El turismo ha sido visto durante décadas como una de las grandes palancas económicas de muchas ciudades. Generando empleo, proyectando los destinos al mundo… Pero ha llegado un momento en el que deja de ser una oportunidad para convertirse en un problema difícil de gestionar.
Ese punto no siempre es fácil de medir, pero sí de percibir. Se nota cuando desaparecen las tiendas de toda la vida, cuando alquilar se vuelve imposible o cuando salir a la calle implica esquivar grupos constantes de visitantes.
Es entonces cuando los barrios empiezan a cambiar de función: dejan de ser lugares para vivir y pasan a ser espacios para consumir. Y en ese proceso, algo se rompe. Porque cuando una ciudad se adapta demasiado al turista, corre el riesgo de dejar de funcionar para quien la habita.
Barrios que dejan de ser barrios
El fenómeno tiene nombre: turismo masivo. Y sus efectos se están dejando sentir en ciudades de todo el mundo, causando problemas similares en países tan diferentes como Japón, Italia, Copenhague, España o Estados Unidos.
La dinámica es similar en casi todos los casos. A medida que aumenta el número de visitantes, los negocios empiezan a adaptarse a ese nuevo público. Aparecen más hoteles, más apartamentos turísticos, más tiendas de recuerdos… y a la vez desaparecen cada vez más los servicios pensados para la vida de los residentes.

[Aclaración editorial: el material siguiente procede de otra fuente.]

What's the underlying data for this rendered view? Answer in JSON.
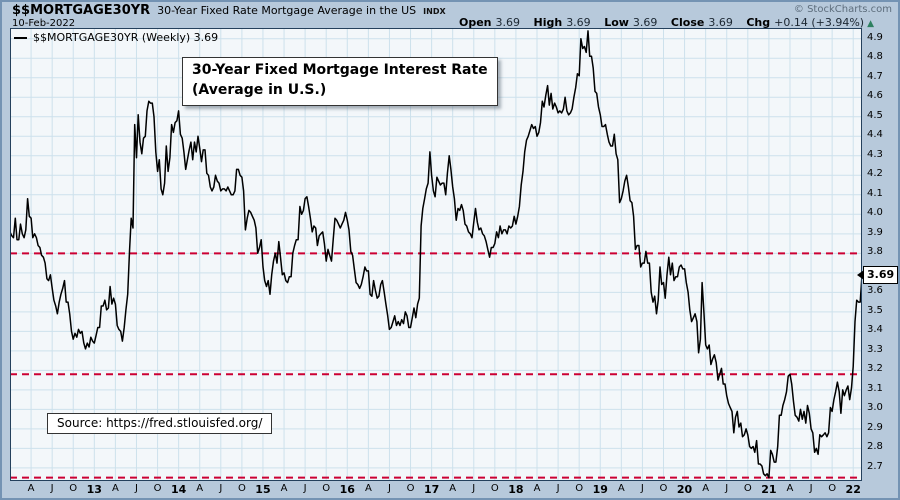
{
  "header": {
    "symbol": "$$MORTGAGE30YR",
    "title": "30-Year Fixed Rate Mortgage Average in the US",
    "exchange": "INDX",
    "date": "10-Feb-2022",
    "copyright": "© StockCharts.com",
    "quote": {
      "open_label": "Open",
      "open": "3.69",
      "high_label": "High",
      "high": "3.69",
      "low_label": "Low",
      "low": "3.69",
      "close_label": "Close",
      "close": "3.69",
      "chg_label": "Chg",
      "chg": "+0.14 (+3.94%)",
      "direction_icon": "▲"
    }
  },
  "legend": {
    "series_label": "$$MORTGAGE30YR (Weekly) 3.69"
  },
  "annotation": {
    "line1": "30-Year Fixed Mortgage Interest Rate",
    "line2": "(Average in U.S.)"
  },
  "source_box": {
    "text": "Source: https://fred.stlouisfed.org/"
  },
  "price_label": {
    "value": "3.69"
  },
  "colors": {
    "page_bg": "#b7c9db",
    "plot_bg": "#f3f7fa",
    "grid": "#cde1ec",
    "series": "#000000",
    "dashed_line": "#cc0033",
    "frame": "#24405c",
    "copyright_text": "#5d6d7c",
    "change_arrow": "#2e8060"
  },
  "chart_data": {
    "type": "line",
    "title": "30-Year Fixed Mortgage Interest Rate (Average in U.S.)",
    "timeframe": "Weekly, Jan 2012 - 10 Feb 2022",
    "points_per_month": 4,
    "ylim": [
      2.633,
      4.955
    ],
    "last_value": 3.69,
    "y_ticks": [
      "4.9",
      "4.8",
      "4.7",
      "4.6",
      "4.5",
      "4.4",
      "4.3",
      "4.2",
      "4.1",
      "4.0",
      "3.9",
      "3.8",
      "3.7",
      "3.6",
      "3.5",
      "3.4",
      "3.3",
      "3.2",
      "3.1",
      "3.0",
      "2.9",
      "2.8",
      "2.7"
    ],
    "x_ticks": [
      {
        "label": "A",
        "month": 3
      },
      {
        "label": "J",
        "month": 6
      },
      {
        "label": "O",
        "month": 9
      },
      {
        "label": "13",
        "month": 12,
        "bold": true
      },
      {
        "label": "A",
        "month": 15
      },
      {
        "label": "J",
        "month": 18
      },
      {
        "label": "O",
        "month": 21
      },
      {
        "label": "14",
        "month": 24,
        "bold": true
      },
      {
        "label": "A",
        "month": 27
      },
      {
        "label": "J",
        "month": 30
      },
      {
        "label": "O",
        "month": 33
      },
      {
        "label": "15",
        "month": 36,
        "bold": true
      },
      {
        "label": "A",
        "month": 39
      },
      {
        "label": "J",
        "month": 42
      },
      {
        "label": "O",
        "month": 45
      },
      {
        "label": "16",
        "month": 48,
        "bold": true
      },
      {
        "label": "A",
        "month": 51
      },
      {
        "label": "J",
        "month": 54
      },
      {
        "label": "O",
        "month": 57
      },
      {
        "label": "17",
        "month": 60,
        "bold": true
      },
      {
        "label": "A",
        "month": 63
      },
      {
        "label": "J",
        "month": 66
      },
      {
        "label": "O",
        "month": 69
      },
      {
        "label": "18",
        "month": 72,
        "bold": true
      },
      {
        "label": "A",
        "month": 75
      },
      {
        "label": "J",
        "month": 78
      },
      {
        "label": "O",
        "month": 81
      },
      {
        "label": "19",
        "month": 84,
        "bold": true
      },
      {
        "label": "A",
        "month": 87
      },
      {
        "label": "J",
        "month": 90
      },
      {
        "label": "O",
        "month": 93
      },
      {
        "label": "20",
        "month": 96,
        "bold": true
      },
      {
        "label": "A",
        "month": 99
      },
      {
        "label": "J",
        "month": 102
      },
      {
        "label": "O",
        "month": 105
      },
      {
        "label": "21",
        "month": 108,
        "bold": true
      },
      {
        "label": "A",
        "month": 111
      },
      {
        "label": "J",
        "month": 114
      },
      {
        "label": "O",
        "month": 117
      },
      {
        "label": "22",
        "month": 120,
        "bold": true
      }
    ],
    "hlines": {
      "values": [
        3.8,
        3.18,
        2.65
      ],
      "color": "#cc0033",
      "style": "dashed"
    },
    "grid": {
      "vline_every_months": 3,
      "hline_step": 0.1
    },
    "series": [
      {
        "name": "$$MORTGAGE30YR (Weekly)",
        "color": "#000000",
        "values": [
          3.91,
          3.89,
          3.88,
          3.98,
          3.87,
          3.87,
          3.95,
          3.9,
          3.88,
          3.92,
          4.08,
          3.99,
          3.98,
          3.88,
          3.9,
          3.88,
          3.84,
          3.83,
          3.79,
          3.78,
          3.75,
          3.67,
          3.66,
          3.69,
          3.62,
          3.56,
          3.53,
          3.49,
          3.55,
          3.59,
          3.62,
          3.66,
          3.55,
          3.55,
          3.49,
          3.4,
          3.36,
          3.39,
          3.37,
          3.41,
          3.39,
          3.4,
          3.34,
          3.31,
          3.34,
          3.32,
          3.37,
          3.35,
          3.34,
          3.38,
          3.42,
          3.42,
          3.53,
          3.53,
          3.56,
          3.51,
          3.52,
          3.63,
          3.54,
          3.57,
          3.54,
          3.43,
          3.41,
          3.4,
          3.35,
          3.42,
          3.51,
          3.59,
          3.81,
          3.98,
          3.93,
          4.46,
          4.29,
          4.51,
          4.37,
          4.31,
          4.39,
          4.4,
          4.53,
          4.58,
          4.57,
          4.57,
          4.5,
          4.32,
          4.22,
          4.28,
          4.13,
          4.1,
          4.16,
          4.35,
          4.22,
          4.29,
          4.46,
          4.42,
          4.47,
          4.48,
          4.53,
          4.41,
          4.39,
          4.32,
          4.23,
          4.28,
          4.33,
          4.37,
          4.28,
          4.37,
          4.32,
          4.4,
          4.34,
          4.27,
          4.33,
          4.33,
          4.21,
          4.2,
          4.14,
          4.12,
          4.14,
          4.2,
          4.17,
          4.16,
          4.12,
          4.13,
          4.13,
          4.12,
          4.14,
          4.12,
          4.1,
          4.1,
          4.12,
          4.23,
          4.23,
          4.2,
          4.19,
          4.12,
          3.92,
          3.98,
          4.02,
          4.01,
          3.99,
          3.97,
          3.93,
          3.8,
          3.83,
          3.87,
          3.73,
          3.66,
          3.63,
          3.66,
          3.59,
          3.69,
          3.76,
          3.8,
          3.75,
          3.86,
          3.78,
          3.69,
          3.7,
          3.66,
          3.65,
          3.68,
          3.68,
          3.8,
          3.84,
          3.87,
          3.87,
          4.04,
          4.0,
          4.02,
          4.08,
          4.09,
          4.04,
          3.98,
          3.91,
          3.94,
          3.93,
          3.84,
          3.89,
          3.9,
          3.91,
          3.85,
          3.76,
          3.82,
          3.79,
          3.76,
          3.87,
          3.98,
          3.97,
          3.95,
          3.93,
          3.95,
          3.97,
          4.01,
          3.97,
          3.92,
          3.81,
          3.79,
          3.72,
          3.65,
          3.64,
          3.62,
          3.64,
          3.68,
          3.73,
          3.71,
          3.71,
          3.59,
          3.58,
          3.66,
          3.61,
          3.57,
          3.58,
          3.64,
          3.66,
          3.6,
          3.54,
          3.48,
          3.41,
          3.42,
          3.45,
          3.48,
          3.43,
          3.45,
          3.43,
          3.46,
          3.44,
          3.5,
          3.48,
          3.42,
          3.42,
          3.47,
          3.52,
          3.47,
          3.54,
          3.57,
          3.94,
          4.03,
          4.08,
          4.13,
          4.16,
          4.32,
          4.2,
          4.12,
          4.09,
          4.19,
          4.17,
          4.15,
          4.16,
          4.16,
          4.1,
          4.21,
          4.3,
          4.23,
          4.14,
          4.08,
          3.97,
          4.03,
          4.02,
          4.05,
          4.02,
          3.95,
          3.94,
          3.91,
          3.9,
          3.88,
          3.96,
          4.03,
          3.96,
          3.92,
          3.93,
          3.9,
          3.89,
          3.86,
          3.82,
          3.78,
          3.83,
          3.83,
          3.85,
          3.91,
          3.88,
          3.94,
          3.9,
          3.92,
          3.92,
          3.9,
          3.94,
          3.93,
          3.94,
          3.99,
          3.95,
          3.99,
          4.04,
          4.15,
          4.22,
          4.32,
          4.38,
          4.4,
          4.43,
          4.46,
          4.44,
          4.45,
          4.4,
          4.42,
          4.47,
          4.58,
          4.55,
          4.61,
          4.66,
          4.56,
          4.62,
          4.54,
          4.57,
          4.55,
          4.52,
          4.53,
          4.52,
          4.54,
          4.6,
          4.53,
          4.51,
          4.52,
          4.54,
          4.6,
          4.65,
          4.72,
          4.71,
          4.9,
          4.85,
          4.86,
          4.83,
          4.94,
          4.81,
          4.81,
          4.75,
          4.63,
          4.62,
          4.55,
          4.51,
          4.45,
          4.45,
          4.46,
          4.41,
          4.37,
          4.35,
          4.35,
          4.41,
          4.31,
          4.28,
          4.06,
          4.08,
          4.12,
          4.17,
          4.2,
          4.14,
          4.07,
          4.06,
          3.99,
          3.82,
          3.84,
          3.84,
          3.73,
          3.75,
          3.75,
          3.81,
          3.75,
          3.75,
          3.6,
          3.55,
          3.58,
          3.49,
          3.56,
          3.73,
          3.64,
          3.65,
          3.57,
          3.69,
          3.78,
          3.69,
          3.75,
          3.66,
          3.68,
          3.68,
          3.73,
          3.74,
          3.72,
          3.72,
          3.65,
          3.6,
          3.51,
          3.45,
          3.47,
          3.49,
          3.45,
          3.29,
          3.36,
          3.65,
          3.5,
          3.33,
          3.31,
          3.33,
          3.23,
          3.26,
          3.28,
          3.24,
          3.15,
          3.18,
          3.21,
          3.13,
          3.13,
          3.07,
          3.03,
          3.01,
          2.99,
          2.88,
          2.96,
          2.99,
          2.91,
          2.93,
          2.86,
          2.87,
          2.9,
          2.87,
          2.81,
          2.8,
          2.81,
          2.78,
          2.84,
          2.72,
          2.72,
          2.71,
          2.67,
          2.66,
          2.67,
          2.65,
          2.79,
          2.77,
          2.73,
          2.73,
          2.81,
          2.97,
          2.97,
          3.02,
          3.05,
          3.09,
          3.17,
          3.18,
          3.13,
          3.04,
          2.97,
          2.96,
          2.94,
          3.0,
          2.95,
          2.99,
          2.93,
          3.02,
          2.98,
          2.9,
          2.88,
          2.78,
          2.8,
          2.77,
          2.87,
          2.86,
          2.87,
          2.88,
          2.86,
          2.88,
          3.01,
          2.99,
          3.05,
          3.09,
          3.14,
          3.09,
          2.98,
          3.1,
          3.07,
          3.1,
          3.12,
          3.05,
          3.11,
          3.22,
          3.45,
          3.56,
          3.55,
          3.55,
          3.69
        ]
      }
    ]
  }
}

El resultado es un cambio progresivo en la identidad del barrio. “Se pierde la vida local”, señalan los expertos. Lo cotidiano desaparece, sustituido por una oferta diseñada para quien está de paso. Y eso tiene consecuencias. Porque un barrio sin vecinos estables deja de ser un barrio y se convierte en un lugar de tránsito.
El coste invisible del turismo masivo
Uno de los grandes problemas de la saturación turística es que sus efectos no siempre son inmediatos, pero sí acumulativos. El encarecimiento de la vivienda es uno de los más visibles.
Según un reportaje de CBS News, el auge de los alquileres turísticos ha reducido la oferta residencial en muchas ciudades, elevando los precios y expulsando a los vecinos. Una tendencia que ya se repite en destinos como Barcelona, Lisboa o Ámsterdam.
Pero no es el único impacto. También cambia la vida diaria: más ruido, más congestión, más presión sobre los servicios públicos. Elementos que, por separado, pueden parecer asumibles, pero que juntos terminan deteriorando la calidad de vida.
“Puede ser demasiado de algo bueno”, resume el reportaje, señalando esa paradoja en la que el éxito turístico acaba generando problemas estructurales, haciendo que las ciudades sean cada vez menos habitables para los locales e incluso menos atractivas para los visitantes.
Ni los turistas están satisfechos
Lo más llamativo es que esta transformación tampoco beneficia necesariamente a quienes visitan la ciudad. El propio reportaje apunta a una creciente insatisfacción entre turistas que se encuentran con destinos saturados y experiencias cada vez más artificiales.
Filas interminables, espacios abarrotados y una sensación de uniformidad que se repite de ciudad en ciudad. Lo que prometía ser una experiencia única termina pareciéndose demasiado a otras.
En ese sentido, el modelo empieza a agotarse por ambos lados. Los residentes se sienten desplazados y los turistas, decepcionados. La autenticidad, precisamente el principal atractivo de muchos destinos, se convierte en una de las primeras víctimas.
El difícil equilibrio entre vivir y recibir
La gran cuestión que plantea la masificación turística no es si las ciudades deben recibir visitantes, sino cómo hacerlo sin perder su esencia. Porque cerrar la puerta no es una opción realista, pero abrirla sin control tampoco parece sostenible.
Algunas ciudades ya están intentando corregir el rumbo con medidas que van desde limitar el número de visitantes hasta regular los alojamientos turísticos o diversificar las zonas más saturadas.
Pero el reto va más allá de la normativa. Implica repensar el modelo de ciudad y decidir a quién debe servir en primer lugar. Porque cuando los barrios dejan de funcionar para quienes viven en ellos, el problema ya no es solo turístico: es urbano, social y estructural.